"Leon!"

"Gizli gizli yazma mi öğrendin yoksa.." diyerek güldü Leon. Dalga geçer bir hava vardı gözlerinde. Asabım bozulunca arkamı döndüm.

"İstediğin kadar karıştır, sanki bir şey anlayacakmışsın gibi.."

"Dur bakalim, o kadar kötü mü yazdin, söylesen gösterirdim sana!"

Ellerimi önümde bağladım ve uyduruk alfabemden çıkmış yazıları anlayamayıp bana soracağı anı bekledim sabırla, ne var ki Leon'dan hiç ses çıkmadı. Göz ucu ile döndüm yüzüne. Gözlerinde şok olmuş bir ifade vardı. Göz bebeklerinin ağır ağır süzülmesinden, neredeyse yazılarımı okuduğunu çıkaracaktım.

"Ne o, Leon?" deyince, çatık kaşlarla kafasını kaldırdı. Yüzünde derin bir sinir vardı Leon'un. Elindeki defteri, kendi ceketine sıkıştırdıktan sonra bileğimden yakaladı beni.

"Yürü gidiyoruz!"

"Nereye!"

"Sen eve."

"Ya sen?"

"Benim islerim var!"

"Ne işiymiş?"

"İs iste!"

"Defterimi ver."

"Vermem."

"Anlamadın bile, nasıl okuyacaksın!"

"Sen nasil yazdin?"

"Küçükken uydurdum."

"Doğruyu söyle!"

"Doğruyu söylüyorum, Leon, bırak kolumu!"

"Bu uydurma değil, sen bunu nereden öğrendin!"

Leon'un son sözleri, kelimenin tam anlamıyla kafamın içinde yankı ile tekrarlanmışlardı, öyle ki elinden kurtarmaya çalıştığım kolumu dahi unutmuştum bir anlığına. "Uydurma değil mi?" diye sordum. Kafası karışmış gözüken Leon'un kaşları daha da çatıldı.

"Öyle deyince, ben de yutacağim yani, sen beni salak mi sandin?"

"Ne diyorsun, Leon? Benim mektebe gittiğim mi var?"

"Ben de onu soruyorum sana, nereden öğrendin?"

"Neyi, neyi nereden öğrendim, ne bu?"

"Latin alfabesi!"

Kocaman olmuş gözlerle baktım Leon'un suratına. "Yemin ederim.." derken titriyordu sesim. "Yemin ederim ki hiçbir yerden öğrenmedim, Leon. Ben uydurdum sanıyordum, emin misin, bir daha bak!"

"Yeterince baktim!

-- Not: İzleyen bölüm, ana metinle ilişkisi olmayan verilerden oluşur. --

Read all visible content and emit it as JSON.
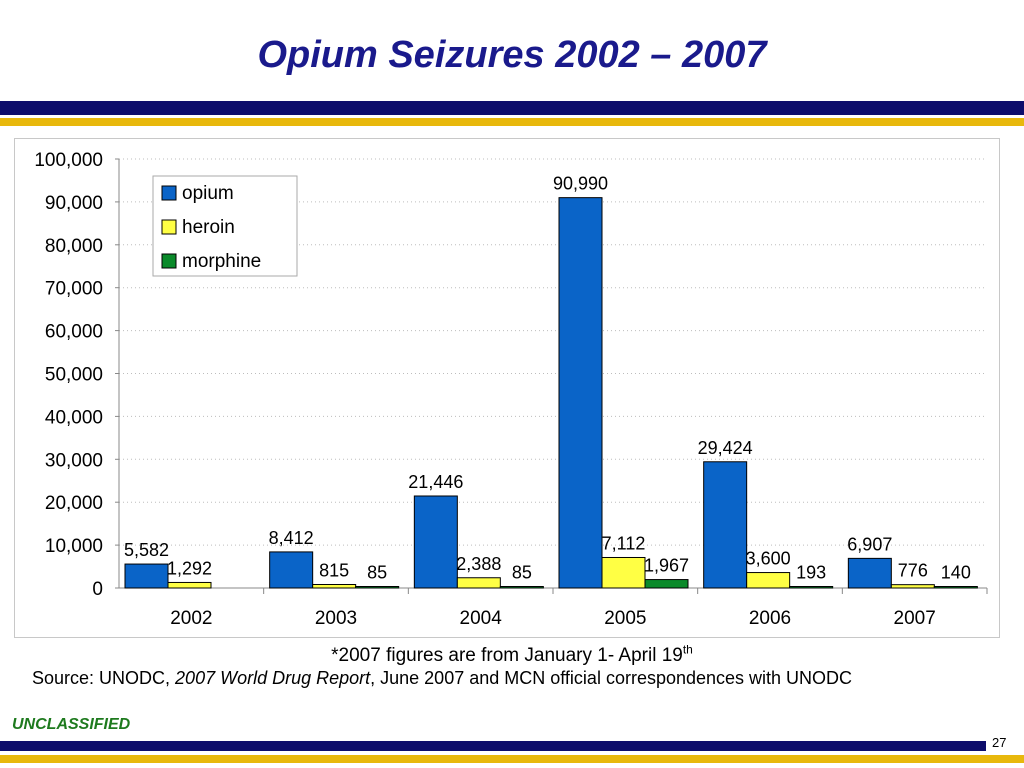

Kim bu Karaca denen herif, ne kalesi, roman yazmaya mi heveslenir oldun? Akay anne seni öldürsün mü istiyorsun?"

"Okuyabiliyor musun?!" 

Şaşkınlığım üzerine şaşkınlık ekleniyordu. Açıklanamaz bir büyünün içinde hissediyordum kendimi. Leon'un ciddiyeti, bütün bu olanların kocaman bir şaka olması ihtimalini eliyordu. Beyoğlu her zaman ki gibi dolup taştığından, Leon, yolun ortasında dikilip durmaktansa beni bir köşeye kadar çekiştirmeyi tercih etmişti. Diğer yandan söylenmelerine devam ediyor, anlayamayacağım lisanında Yunanca laflar ediyordu. 

"Aftós o ánthropos to eípe. Éprepe na ton eícha akoúsei. Tóra katalavaínei ta pánta. Ti tha gínei loipón?"

"Leon, bana açıklamalısın, küçükken sayıkladığım şeyleri duyduğunu biliyorum. Bu defter benim deli olmadığımı kanıtlar, 7 yaşında söylediğim her şey uydurma olsa, onları tamamen unutmuşken bunu nasıl yazabilirdim, söyler misin!"